To overcome these challenges, researchers can employ approaches such as proximity ligation assays, FRET-based sensors for protein-protein interactions, and newly developed MAM-specific reporters.

How does the interaction between FUNDC1 and FBXL2 contribute to mitochondrial calcium homeostasis and cellular function?

The interaction between FUNDC1 and FBXL2 plays a crucial role in maintaining mitochondrial calcium homeostasis:

• FBXL2-IP3R3 regulation: FBXL2, an F-box protein component of an SCF ubiquitin ligase complex, binds to IP3R3 and targets it for degradation. This helps regulate calcium release from the ER .

• FUNDC1-FBXL2 interaction: Mass spectrometry and co-immunoprecipitation analyses have revealed an interaction between FUNDC1 and FBXL2. Truncated mutants of F-box (Delta-F-box) disengage FBXL2 interaction with FUNDC1 .

• Effect on calcium homeostasis: FUNDC1 deficiency accelerates palmitic acid-induced degradation of FBXL2 and decelerates degradation of IP3R3, leading to calcium overload in mitochondria .

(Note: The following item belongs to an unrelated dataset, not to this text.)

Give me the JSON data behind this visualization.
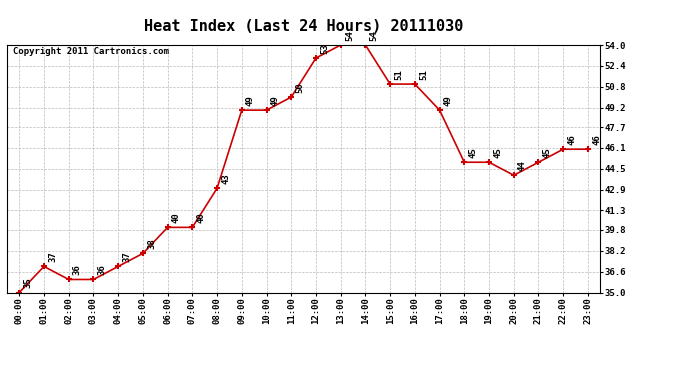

• Physiological impact: In mouse models, loss of FUNDC1 accentuates high-fat diet-induced cardiac remodeling, functional and mitochondrial anomalies, and cell death, which correlates with a rise in IP3R3 and calcium overload .

This interaction provides a molecular link between mitophagy receptor FUNDC1 and calcium homeostasis regulation, suggesting that FUNDC1's functions extend beyond its direct role in mitophagy to broader aspects of mitochondrial physiology.